To: Alper H.YUKSEL who wrote (24288)	8/11/1998 9:11:00 AM
From: Henry Niman	Respond to of 32384

Alper, The positive clinical data for Panretin treatment of breast cancer is the first human data that addresses the question of Targretin's potential for treating human breast cancer. Both Panretin and Targretin showed promising results in preventing breast cancer in rats. A well established model was used, and both drugs were able to prevent breast tumors in rats that were pre-treated with a chemical that causes a high incidence of such tumors. Tamoxifen and Evista also produced promising results in that animal model.

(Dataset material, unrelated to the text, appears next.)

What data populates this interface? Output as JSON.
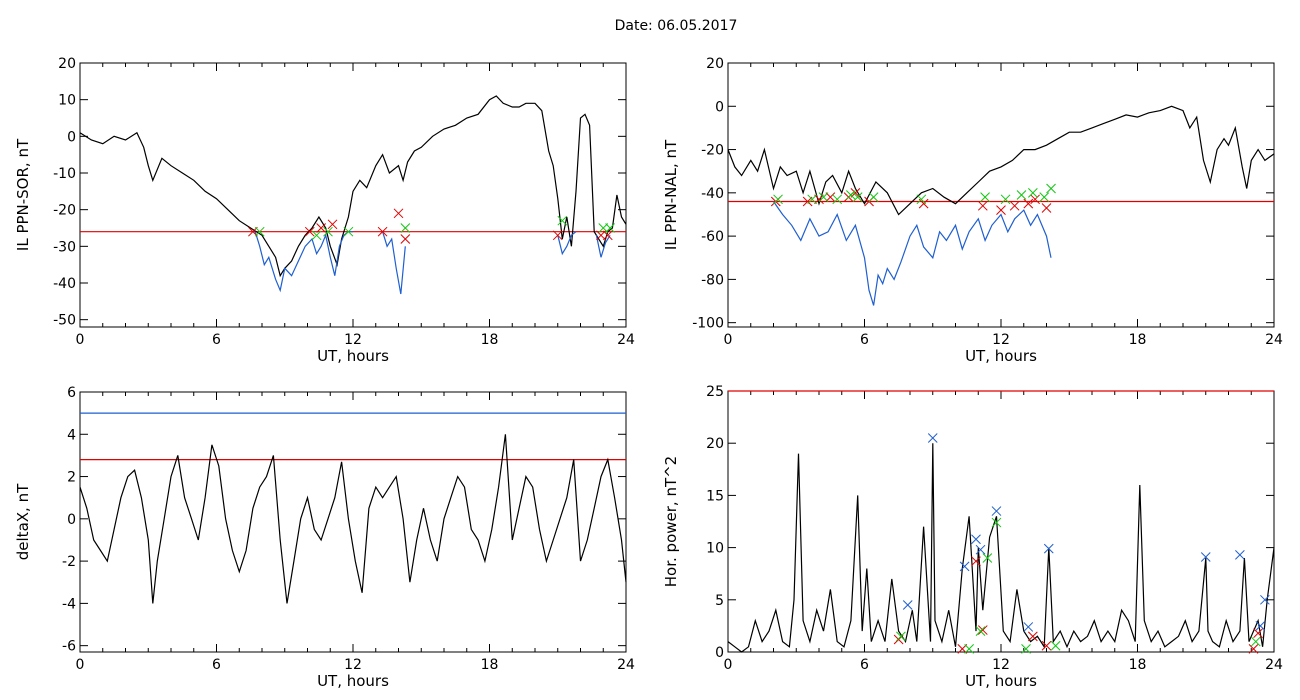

Of course Tamoxifen has been the hormonal treatment of choice for human breast cancer, and both Tamoxifen and Evista have produced promising data on the prevention of breast cancer in high risk humans. The government is currently sponsoring a breast cancer chemo-prevention trial that compares Tamoxifen to Evista. Panretin and Targretin not only prevent breast cancer in the same models that generated positive results with Tamoxifen and Evista, but both compounds were also shown to synergize with the SERMs, which led the government to sponsor at least two clinical trials combining Panretin with Tamoxifen to treat advanced breast cancer. In the animal studies, the compound that worked best in treating breast cancer was Targretin. It also synergized with Tamoxifen to eliminate tumors and importantly, it also was effective against Tamoxifen resistant tumors (tumors that grew in spite of Tamoxifen treatment). Although Tamoxifen is the hormonal treatment of choice for human breast cancer, many patients become resistant. I suspect that this population will be targeted by the Phase II Targretin breast cancer trials that LGND should be announcing soon. Targretin of course targets RXRs, which may allow use at higher levels without side effects. As noted in the ASCO abstract on Panretin combination therapy, patients did have a triglyceride rise, but the increase was not classified as dose limiting. The patients were in advanced stages of the disease, and the two that responded and remained on the treatment had metastases in their lungs. As noted on Sunday, positive results with Targretin on Tamoxifen resistant breast cancer would be very high profile, and help the street realize the potential of off-label use.